PP: A big lesson for me with Tyler Perry is investing in yourself and the vision that you have. There are certain projects that I have that I’ve sort of waited on support for. They used to say don’t use your own money, but if you don’t use your own money, you don’t own it. He uses his own money. He creates for his audience, and he owns it. Tyler is an excellent lesson; he’s done what nobody of any color in the industry has done. He has a studio where he produces his own content that he owns for different networks, and he’s extremely successful. He’s got a studio that’s bigger than Warner Bros., 20th Century Fox and Paramount put together. He creates more hourly content than any other producer on the planet. He’s on the set everyday, writing and directing. If you have a vision to do something, don’t let people tell you it can’t be done. When I tell people how we shoot the show, they say, ‘that’s impossible.’ And I say, ‘You say it’s impossible, but we just did it.’

How has your interactions been with the show’s network queen, Oprah Winfrey?

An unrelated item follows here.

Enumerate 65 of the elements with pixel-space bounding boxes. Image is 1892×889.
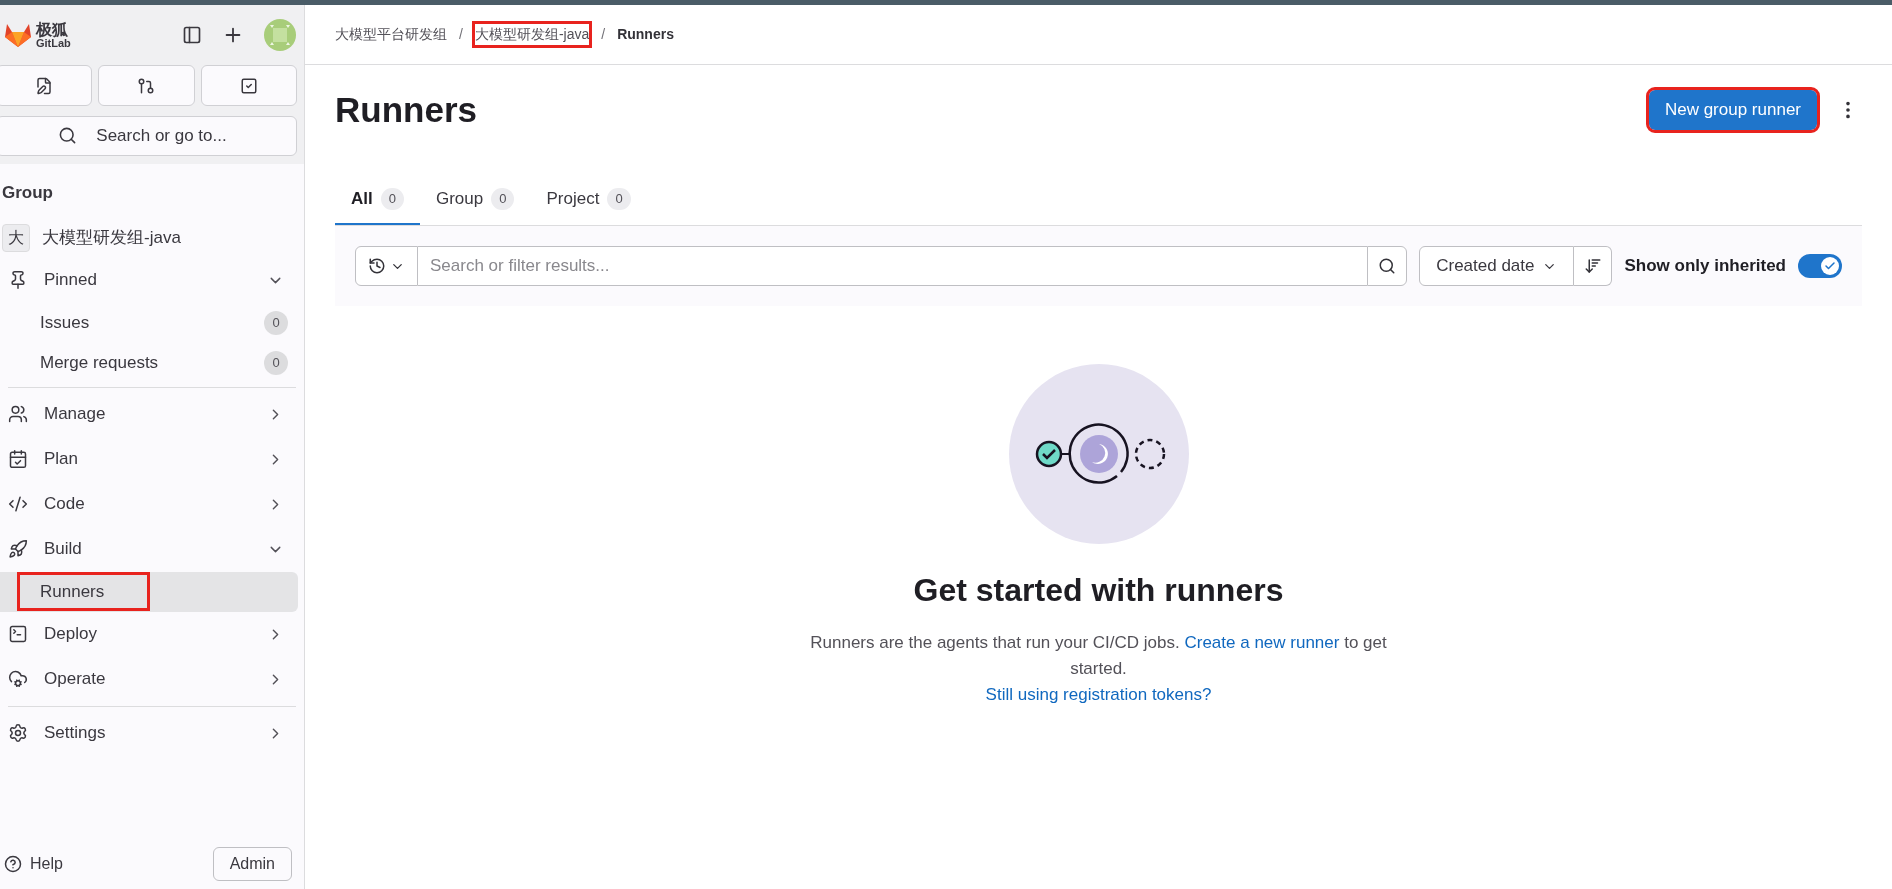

PP: From my experience with Oprah and Tyler both, it’s surprising how informal they are despite how successful they are. The first time I met Oprah was when she came to visit us on the set. She was surprisingly warm. I met her and spoke with her at parties, and it’s surprising to me because I’ve met people who are not nearly as successful as an Oprah Winfrey, and yet they aren’t very approachable. When you meet [others], you feel like it’s a very formal, guarded experience, as opposed to Oprah, who is very warm.

Is it true you once starred alongside Kim Fields on The Facts of Life?

PP: Just for one episode called “Crossing the Line,” but yes, I played Tootie’s cousin Michael. It was actually an interracial dating storyline.

Have you kept in contact with Kim Fields, considering you shoot the show in Atlanta and she lives there?

PP: Hopefully maybe next time I’ll try to connect with her. We’re in and out of Atlanta so fast, I haven’t really had a lot of down time there. Maybe this time, because we’ll be there longer, I’ll try to reach out and see if there’s some way I can connect with her. I’ve only seen her a few times. The last time was probably six years ago, in a black theater festival in North Carolina. We haven’t really stayed in touch.

What would you be doing if you weren’t an actor?

PP: If for some reason I stopped acting, I would probably sail about the world. I have a boat called the Bluewater sailboat, built for sailing long distances and handling storms and rough seas. I would probably just be sailing — nowhere in particular.